Barclays to shift some credit and equity derivatives sales jobs to Paris: sources

February 8, 2019

By Pamela Barbaglia

LONDON (Reuters) – Barclays is shifting some jobs in its London-based credit and equity derivatives sales teams to Paris as it reorganizes its operations ahead of Brexit, two sources familiar with the matter said.

Last month the bank warned staff in charge of credit and equity derivatives sales for the Nordics that their jobs would be relocated to Paris by the end of March, giving them just two months’ notice, one of the sources said.

A spokesman for Barclays declined to comment.

The likelihood of a no-deal Brexit has increased substantially since British Prime Minister Theresa May’s plan for maintaining ties with the EU was rejected on Jan. 15 by the UK parliament as well as by many politicians in her own Conservative Party.

Many financial institutions have started putting Brexit contingency plans into action and moving staff to newly leased offices in Paris, Frankfurt, Dublin and other financial hubs on the continent.

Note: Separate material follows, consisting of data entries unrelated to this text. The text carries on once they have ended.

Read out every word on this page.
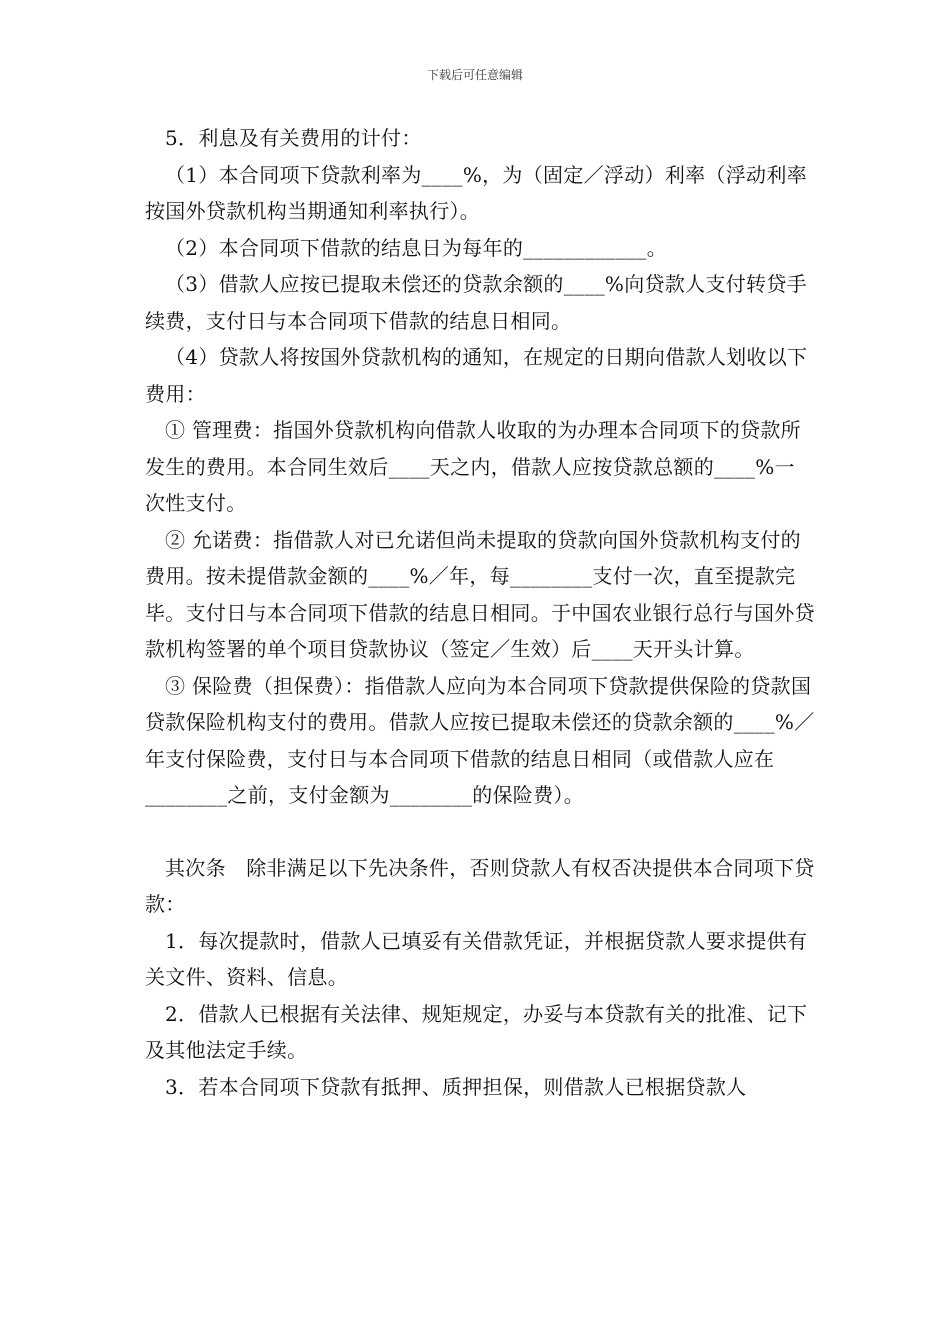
下载后可任意编辑

5．利息及有关费用的计付：

（1）本合同项下贷款利率为____%，为（固定／浮动）利率（浮动利率按国外贷款机构当期通知利率执行）。

（2）本合同项下借款的结息日为每年的____________。

（3）借款人应按已提取未偿还的贷款余额的____%向贷款人支付转贷手续费，支付日与本合同项下借款的结息日相同。

（4）贷款人将按国外贷款机构的通知，在规定的日期向借款人划收以下费用：

① 管理费：指国外贷款机构向借款人收取的为办理本合同项下的贷款所发生的费用。本合同生效后____天之内，借款人应按贷款总额的____%一次性支付。

② 允诺费：指借款人对已允诺但尚未提取的贷款向国外贷款机构支付的费用。按未提借款金额的____%／年，每________支付一次，直至提款完毕。支付日与本合同项下借款的结息日相同。于中国农业银行总行与国外贷款机构签署的单个项目贷款协议（签定／生效）后____天开头计算。

③ 保险费（担保费）：指借款人应向为本合同项下贷款提供保险的贷款国贷款保险机构支付的费用。借款人应按已提取未偿还的贷款余额的____%／年支付保险费，支付日与本合同项下借款的结息日相同（或借款人应在________之前，支付金额为________的保险费）。

其次条　除非满足以下先决条件，否则贷款人有权否决提供本合同项下贷款：

1．每次提款时，借款人已填妥有关借款凭证，并根据贷款人要求提供有关文件、资料、信息。

2．借款人已根据有关法律、规矩规定，办妥与本贷款有关的批准、记下及其他法定手续。

3．若本合同项下贷款有抵押、质押担保，则借款人已根据贷款人
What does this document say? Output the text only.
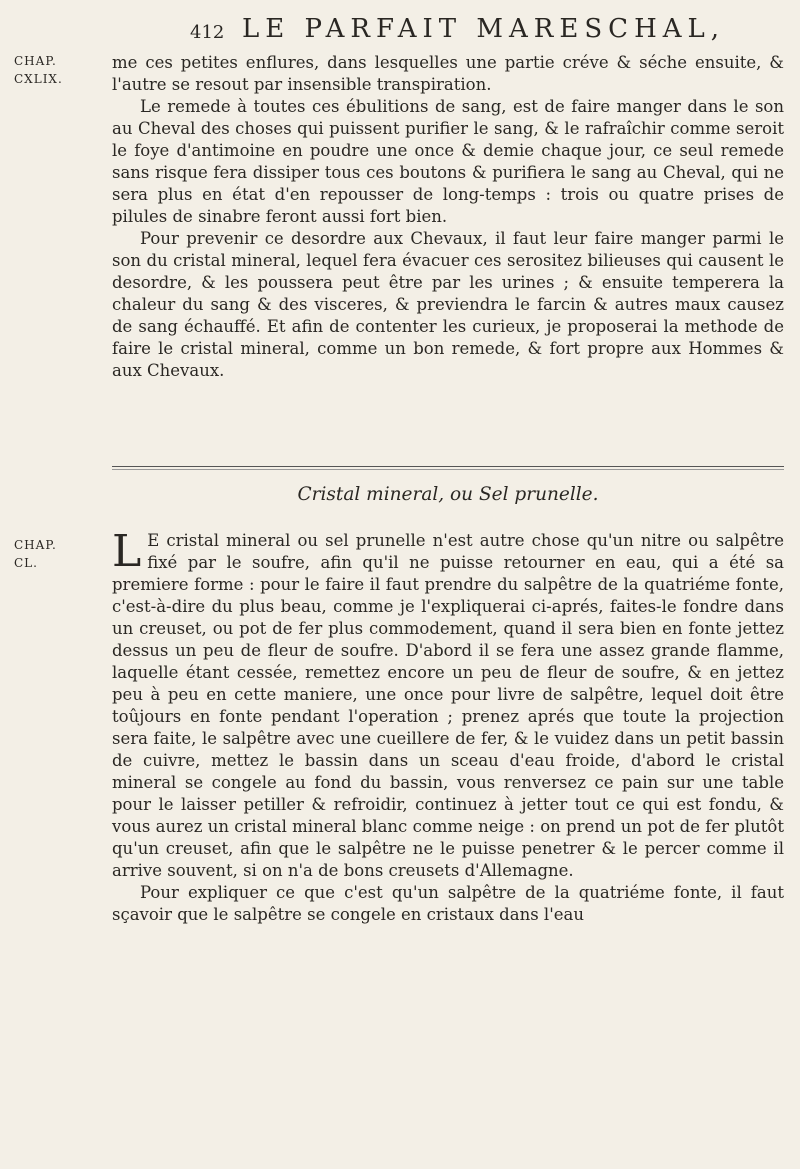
412 LE PARFAIT MARESCHAL,
CHAP.
CXLIX.

me ces petites enflures, dans lesquelles une partie créve & séche ensuite, & l'autre se resout par insensible transpiration.

Le remede à toutes ces ébulitions de sang, est de faire manger dans le son au Cheval des choses qui puissent purifier le sang, & le rafraîchir comme seroit le foye d'antimoine en poudre une once & demie chaque jour, ce seul remede sans risque fera dissiper tous ces boutons & purifiera le sang au Cheval, qui ne sera plus en état d'en repousser de long-temps : trois ou quatre prises de pilules de sinabre feront aussi fort bien.

Pour prevenir ce desordre aux Chevaux, il faut leur faire manger parmi le son du cristal mineral, lequel fera évacuer ces serositez bilieuses qui causent le desordre, & les poussera peut être par les urines ; & ensuite temperera la chaleur du sang & des visceres, & previendra le farcin & autres maux causez de sang échauffé. Et afin de contenter les curieux, je proposerai la methode de faire le cristal mineral, comme un bon remede, & fort propre aux Hommes & aux Chevaux.

Cristal mineral, ou Sel prunelle.
CHAP.
CL.	L E cristal mineral ou sel prunelle n'est autre chose qu'un nitre ou salpêtre fixé par le soufre, afin qu'il ne puisse retourner en eau, qui a été sa premiere forme : pour le faire il faut prendre du salpêtre de la quatriéme fonte, c'est-à-dire du plus beau, comme je l'expliquerai ci-aprés, faites-le fondre dans un creuset, ou pot de fer plus commodement, quand il sera bien en fonte jettez dessus un peu de fleur de soufre. D'abord il se fera une assez grande flamme, laquelle étant cessée, remettez encore un peu de fleur de soufre, & en jettez peu à peu en cette maniere, une once pour livre de salpêtre, lequel doit être toûjours en fonte pendant l'operation ; prenez aprés que toute la projection sera faite, le salpêtre avec une cueillere de fer, & le vuidez dans un petit bassin de cuivre, mettez le bassin dans un sceau d'eau froide, d'abord le cristal mineral se congele au fond du bassin, vous renversez ce pain sur une table pour le laisser petiller & refroidir, continuez à jetter tout ce qui est fondu, & vous aurez un cristal mineral blanc comme neige : on prend un pot de fer plutôt qu'un creuset, afin que le salpêtre ne le puisse penetrer & le percer comme il arrive souvent, si on n'a de bons creusets d'Allemagne.

Pour expliquer ce que c'est qu'un salpêtre de la quatriéme fonte, il faut sçavoir que le salpêtre se congele en cristaux dans l'eau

Bank of America said on Friday that it had begun relocating some jobs to Paris, with staff moving in to a new 11,000 square meter office in the eighth arrondissement, near the Elysee Palace.

The French government has been actively seeking to convince banks to move jobs to Paris, introducing tax incentives and pledging to open more English-language schools for bankers’ children.

Barclays has made Ireland its main post-Brexit EU banking hub, and got court approval last week to move 190 billion euros ($215 billion) of assets from Britain to its Dublin subsidiary.

A source familiar with the moves said only “a relatively small number of people” would relocate to Paris as well as other EU centers and that decisions had to be fast-tracked after Theresa May’s historic defeat on her Brexit deal in Parliament on Jan. 15.

Britain’s financial services industry has so far emerged largely unscathed from the build-up to Brexit, with only about 2,000 roles expected to have moved or been created overseas even as the risk of a disorderly exit grows, a Reuters survey showed.

Most bankers remain confident a compromise deal between Britain and the EU will be hammered out. They are waiting to see what will be agreed and what the relationship will be, before making any final decisions about relocations.